Purpose & Capability: okThe name/description (mount SMB/FTP/SFTP/WebDAV) matches the instructions. Requiring sudo and apt packages for Debian/Ubuntu is expected. There are no unrelated environment variables, binaries, or external services requested.
Instruction Scope: noteThe SKILL.md stays within the stated purpose: it collects protocol/server/user info, installs packages with sudo apt, creates mount points, and runs mount commands. It warns about passwords and asks for user confirmation before sudo. Points to note: it instructs creating a credential file at /root/.smbcredentials (sensitive and requires root), there are small inconsistencies in mount-point paths used (~/mount_<name>, ~/mount_name, /mnt/webdav), and some mounts use root-mounted mount.cifs vs user-space FUSE (behavior/permissions differ). These are expected for this task but are security-relevant and should be handled carefully.

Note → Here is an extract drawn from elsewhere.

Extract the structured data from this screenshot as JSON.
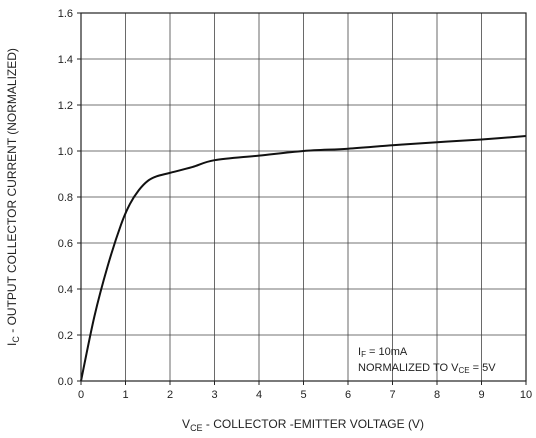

Install Mechanism: okThis is an instruction-only skill with no install spec or code files; no downloads or package installs performed by the skill itself. The instructions ask the user/agent to run apt installs on-demand, which is appropriate and expected.
Credentials: okThe skill requests no environment variables or external credentials in metadata. It does instruct creating local credential files (e.g., /root/.smbcredentials) which are necessary for some mount options but are sensitive — the SKILL.md warns to remove them after use.
Persistence & Privilege: noteThe skill requires privileged operations (sudo, writing files under /root) to function, which is proportionate to mounting filesystems. It does not request persistent or always-on privileges (always:false) and does not modify other skills or system-wide agent settings.